Influence-Driven Data Poisoning for Robust Recommender Systems.

Recent studies have shown that recommender systems are vulnerable, and it is easy for attackers to inject well-designed malicious profiles into the system, resulting in biased recommendations. We cannot deprive these data's injection right and deny their existence's rationality, making it imperative to study recommendation robustness. Despite impressive emerging work, threat assessment of the bi-level poisoning problem and the imperceptibility of poisoning users remain key challenges to be solved. To this end, we propose Infmix, an efficient poisoning attack strategy. Specifically, Infmix consists of an influence-based threat estimator and a user generator, Usermix.
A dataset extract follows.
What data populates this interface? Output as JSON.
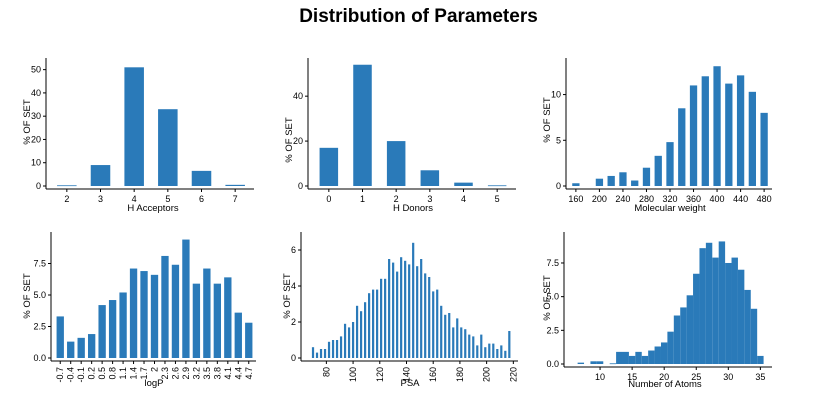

First, the influence-based estimator can efficiently evaluate the user's harm to the recommender system without retraining, which is challenging for existing attacks. Second, Usermix, a distribution-agnostic generator, can generate unnoticeable fake data even with a few known users. Under the guidance of the threat estimator, Infmix can select the users with large attacking impacts from the quasi-real candidates generated by Usermix. Extensive experiments demonstrate Infmix's superiority by attacking six recommendation systems with four real datasets. Additionally, we propose a novel defense strategy, adversarial poisoning training (APT). It mimics the poisoning process by injecting fake users (ERM users) committed to minimizing empirical risk to build a robust system. Similar to Infmix, we also utilize the influence function to solve the bi-level optimization challenge of generating ERM users. Although the idea of "fighting fire with fire" in APT seems counterintuitive, we prove its effectiveness in improving recommendation robustness through theoretical analysis and empirical experiments.